Where some commentators have pointed towards the entrance of civil society into electoral politics as the major accomplishment of the Sunflower Movement, particularly around Chen Wei-Ting’s brief run for Miaoli legislator. But it would, in fact, be a shame if the end-all-be-all of the Sunflower Movement was merely to mark the appearance of a next generation of politicians on the Taiwanese political stage. Rather, it was the idealism of the Sunflower Movement which marks real hope for Taiwan where it represents the coming of age of a certain generation and their determination to grasp their new future.
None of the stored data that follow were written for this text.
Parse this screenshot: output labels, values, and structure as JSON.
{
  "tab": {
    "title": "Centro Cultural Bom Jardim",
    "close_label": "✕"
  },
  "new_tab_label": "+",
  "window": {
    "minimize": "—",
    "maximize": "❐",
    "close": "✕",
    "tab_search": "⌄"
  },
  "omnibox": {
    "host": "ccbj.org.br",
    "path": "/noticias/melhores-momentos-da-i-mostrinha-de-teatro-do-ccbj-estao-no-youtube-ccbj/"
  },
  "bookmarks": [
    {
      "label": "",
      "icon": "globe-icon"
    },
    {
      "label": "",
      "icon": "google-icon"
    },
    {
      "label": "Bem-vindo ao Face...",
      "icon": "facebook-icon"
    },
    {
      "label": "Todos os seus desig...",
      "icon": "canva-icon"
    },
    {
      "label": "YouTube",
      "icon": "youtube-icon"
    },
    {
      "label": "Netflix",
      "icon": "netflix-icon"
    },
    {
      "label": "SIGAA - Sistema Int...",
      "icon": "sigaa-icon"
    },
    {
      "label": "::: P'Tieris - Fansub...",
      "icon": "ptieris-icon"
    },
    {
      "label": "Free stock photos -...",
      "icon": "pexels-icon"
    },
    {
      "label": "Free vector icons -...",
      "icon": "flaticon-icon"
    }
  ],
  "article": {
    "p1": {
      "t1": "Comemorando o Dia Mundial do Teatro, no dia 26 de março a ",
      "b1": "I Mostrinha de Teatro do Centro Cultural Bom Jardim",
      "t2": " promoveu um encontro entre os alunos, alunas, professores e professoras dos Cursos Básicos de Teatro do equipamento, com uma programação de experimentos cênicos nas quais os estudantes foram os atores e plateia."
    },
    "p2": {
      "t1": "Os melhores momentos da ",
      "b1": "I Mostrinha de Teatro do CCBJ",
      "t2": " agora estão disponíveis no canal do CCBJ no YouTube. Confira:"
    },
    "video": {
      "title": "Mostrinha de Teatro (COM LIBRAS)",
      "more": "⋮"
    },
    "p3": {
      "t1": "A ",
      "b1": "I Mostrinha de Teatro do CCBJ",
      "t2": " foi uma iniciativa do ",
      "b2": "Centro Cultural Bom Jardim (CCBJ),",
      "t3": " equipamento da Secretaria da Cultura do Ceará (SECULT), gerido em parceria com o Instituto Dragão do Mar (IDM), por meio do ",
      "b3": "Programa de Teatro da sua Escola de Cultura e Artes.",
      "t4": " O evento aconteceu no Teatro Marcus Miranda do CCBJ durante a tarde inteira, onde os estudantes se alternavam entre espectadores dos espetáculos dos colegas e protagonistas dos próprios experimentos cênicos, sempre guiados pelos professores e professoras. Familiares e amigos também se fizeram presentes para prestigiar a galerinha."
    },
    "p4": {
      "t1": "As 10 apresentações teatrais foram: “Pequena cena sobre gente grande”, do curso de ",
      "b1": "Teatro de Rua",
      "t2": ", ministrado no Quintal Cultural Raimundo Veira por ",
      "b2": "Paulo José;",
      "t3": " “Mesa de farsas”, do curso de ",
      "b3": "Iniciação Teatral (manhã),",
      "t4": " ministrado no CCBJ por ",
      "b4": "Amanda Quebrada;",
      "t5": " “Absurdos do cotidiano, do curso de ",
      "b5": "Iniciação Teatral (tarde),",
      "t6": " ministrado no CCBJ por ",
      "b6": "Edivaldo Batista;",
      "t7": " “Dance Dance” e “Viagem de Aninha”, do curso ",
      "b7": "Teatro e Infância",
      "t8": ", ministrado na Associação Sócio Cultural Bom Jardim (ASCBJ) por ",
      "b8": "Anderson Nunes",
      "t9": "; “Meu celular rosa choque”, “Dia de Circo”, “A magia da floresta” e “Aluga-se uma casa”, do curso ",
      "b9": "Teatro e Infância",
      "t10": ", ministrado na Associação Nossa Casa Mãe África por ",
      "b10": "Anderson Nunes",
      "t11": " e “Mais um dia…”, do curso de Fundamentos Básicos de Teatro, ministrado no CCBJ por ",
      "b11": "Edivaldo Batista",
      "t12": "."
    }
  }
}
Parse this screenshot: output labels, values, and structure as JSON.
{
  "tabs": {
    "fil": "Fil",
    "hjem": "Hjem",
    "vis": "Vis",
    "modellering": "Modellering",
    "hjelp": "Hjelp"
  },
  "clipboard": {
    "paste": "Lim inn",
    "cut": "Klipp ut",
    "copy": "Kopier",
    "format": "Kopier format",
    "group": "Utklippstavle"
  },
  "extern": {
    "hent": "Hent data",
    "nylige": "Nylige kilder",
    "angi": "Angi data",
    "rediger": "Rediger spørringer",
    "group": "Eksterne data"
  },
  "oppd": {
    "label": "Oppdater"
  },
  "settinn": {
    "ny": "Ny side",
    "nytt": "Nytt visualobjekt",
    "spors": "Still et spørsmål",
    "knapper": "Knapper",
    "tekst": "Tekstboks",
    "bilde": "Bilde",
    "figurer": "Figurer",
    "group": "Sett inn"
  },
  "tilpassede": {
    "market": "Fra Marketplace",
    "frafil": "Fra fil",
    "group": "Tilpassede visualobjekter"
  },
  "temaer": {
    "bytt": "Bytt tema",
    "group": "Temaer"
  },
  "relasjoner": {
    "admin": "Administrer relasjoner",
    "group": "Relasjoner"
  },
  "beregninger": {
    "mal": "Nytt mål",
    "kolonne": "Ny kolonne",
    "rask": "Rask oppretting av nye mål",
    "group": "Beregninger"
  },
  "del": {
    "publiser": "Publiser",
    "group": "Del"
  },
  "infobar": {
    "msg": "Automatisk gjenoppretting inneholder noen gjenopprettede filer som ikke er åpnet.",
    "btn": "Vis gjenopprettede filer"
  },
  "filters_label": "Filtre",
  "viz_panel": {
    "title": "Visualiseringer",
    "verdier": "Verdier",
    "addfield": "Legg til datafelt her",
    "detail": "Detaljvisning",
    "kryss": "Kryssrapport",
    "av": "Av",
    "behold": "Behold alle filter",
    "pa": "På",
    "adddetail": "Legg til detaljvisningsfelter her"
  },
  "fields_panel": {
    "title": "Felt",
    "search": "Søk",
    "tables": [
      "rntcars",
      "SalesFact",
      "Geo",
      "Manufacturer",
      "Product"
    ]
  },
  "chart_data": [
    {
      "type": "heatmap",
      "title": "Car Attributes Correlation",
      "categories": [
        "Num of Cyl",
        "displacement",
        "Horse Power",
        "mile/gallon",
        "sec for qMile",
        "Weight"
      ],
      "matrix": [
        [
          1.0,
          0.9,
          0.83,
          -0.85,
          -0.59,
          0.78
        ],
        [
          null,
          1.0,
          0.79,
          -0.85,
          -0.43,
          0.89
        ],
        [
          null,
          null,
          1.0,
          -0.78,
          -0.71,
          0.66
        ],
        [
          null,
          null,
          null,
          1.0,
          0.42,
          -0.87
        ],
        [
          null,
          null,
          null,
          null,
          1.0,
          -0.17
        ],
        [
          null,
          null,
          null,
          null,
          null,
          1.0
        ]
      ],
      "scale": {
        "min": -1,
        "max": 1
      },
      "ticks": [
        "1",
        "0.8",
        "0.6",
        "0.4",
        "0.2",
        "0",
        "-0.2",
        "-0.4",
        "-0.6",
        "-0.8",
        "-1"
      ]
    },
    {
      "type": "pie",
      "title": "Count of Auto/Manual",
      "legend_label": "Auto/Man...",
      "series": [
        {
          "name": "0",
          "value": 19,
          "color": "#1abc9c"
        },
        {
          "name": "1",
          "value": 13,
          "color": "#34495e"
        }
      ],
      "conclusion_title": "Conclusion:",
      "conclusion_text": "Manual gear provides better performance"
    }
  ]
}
Demonstrators dismantling equipment on April 10th, shortly before the student withdrawal from the Legislative Yuan. Photo credit: Brian Hioe
Yet in looking back upon the past year’s of activity, we might take a more critical stance. Namely, while the Sunflower Movement has become celebrated in the present, during the movement itself, student activists had to weather a storm of public criticism. Nowhere was this more evident in the responses to the students that were beaten by police on 324 and a public response which immediately sided with the police rather than with the students. The initial student occupation on 318 did not suffer the moral taint that 324 did, because it was viewed as a spontaneous act where 324 was clearly premeditated. But even then, one is struck by how much could have gone wrong and the puritanical nature of discourse surrounding the students. We can might raise several examples.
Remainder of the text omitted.